Probability as the logic of science

We thought about the process of scientific inquiry last term, but we visit it again here to refresh us about where statistical inference fits in the process of doing science. In the figure below, we have a sketch of the scientific processes. This cycle repeats itself as we explore nature and learn more. In the boxes are milestones, and along the arrows in orange text are the tasks that get us to these milestones.

cycle of science

A sketch of the scientific process. Adapted from Fig. 1.1 of P. Gregory, Bayesian Logical Data Analysis for the Physical Sciences, Cambridge, 2005.

Let’s consider the tasks and their milestones. We start in the lower left.

  • Hypothesis invention/refinement. In this stage of the scientific process, the researcher(s) think about nature, all that they have learned, including from their experiments, and formulate hypotheses or theories they can pursue with experiments. This step requires innovation, and sometimes genius (e.g., general relativity).

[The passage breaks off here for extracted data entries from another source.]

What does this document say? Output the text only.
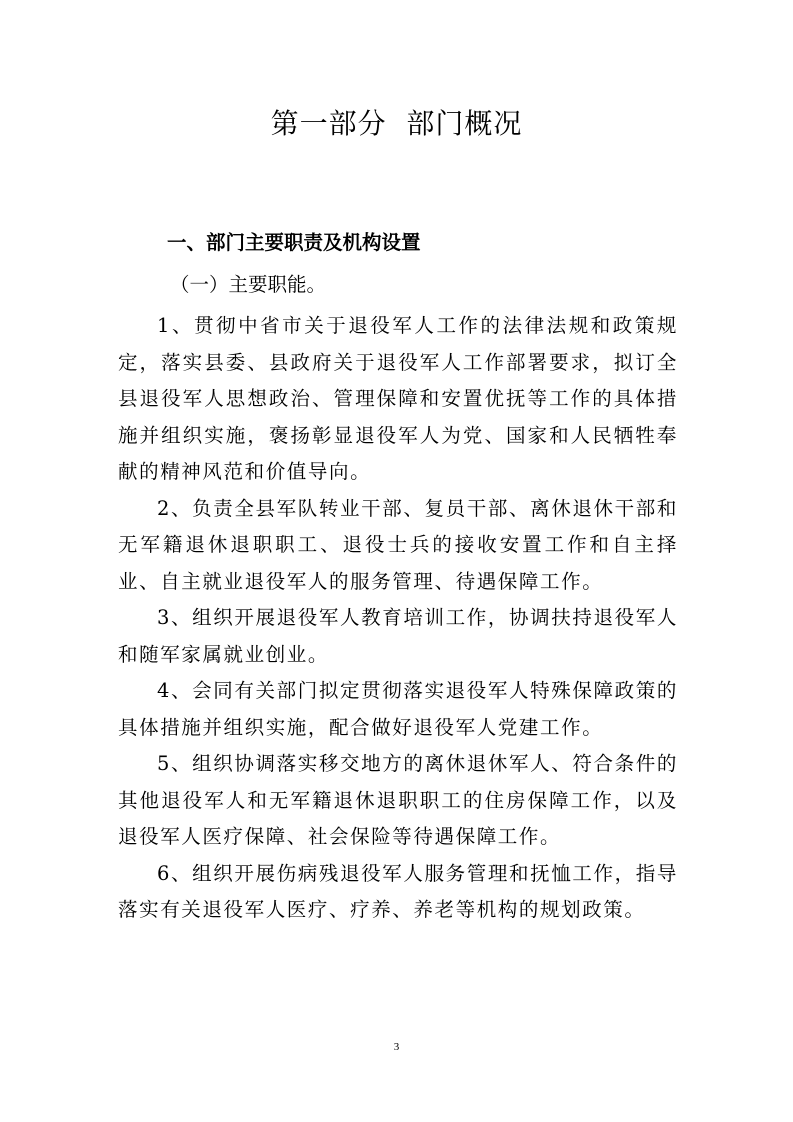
第一部分  部门概况
一、部门主要职责及机构设置
（一）主要职能。

1、贯彻中省市关于退役军人工作的法律法规和政策规定，落实县委、县政府关于退役军人工作部署要求，拟订全县退役军人思想政治、管理保障和安置优抚等工作的具体措施并组织实施，褒扬彰显退役军人为党、国家和人民牺牲奉献的精神风范和价值导向。

2、负责全县军队转业干部、复员干部、离休退休干部和无军籍退休退职职工、退役士兵的接收安置工作和自主择业、自主就业退役军人的服务管理、待遇保障工作。

3、组织开展退役军人教育培训工作，协调扶持退役军人和随军家属就业创业。

4、会同有关部门拟定贯彻落实退役军人特殊保障政策的具体措施并组织实施，配合做好退役军人党建工作。

5、组织协调落实移交地方的离休退休军人、符合条件的其他退役军人和无军籍退休退职职工的住房保障工作，以及退役军人医疗保障、社会保险等待遇保障工作。

6、组织开展伤病残退役军人服务管理和抚恤工作，指导落实有关退役军人医疗、疗养、养老等机构的规划政策。

3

  • Deductive inference. Given the hypothesis, the researchers deduce what must be true if the hypothesis is true. The result of deductive inference is a set of (preferably quantitative) predictions that can be tested experimentally. You have done a lot of this in your study to this point, e.g., given X and Y, derive Z. Logically, this requires a series of strong syllogisms:

    • If A is true, then B is true.

    • A is true.

    • Therefore B is true.

  • Do experiment. This requires work, and also its own kind of innovation. Specifically, you need to think carefully about how to construct your experiment to test the hypothesis. It also usually requires money. The result of doing experiments is data.

  • Statistical (plausible) inference. This step is perhaps the least familiar to you, but this is the step that this course is all about. I will talk about what statistical inference is next; it’s too involved for this bullet point. But the result of statistical inference is knowledge about how plausible a hypothesis and estimates of parameters under that hypothesis are.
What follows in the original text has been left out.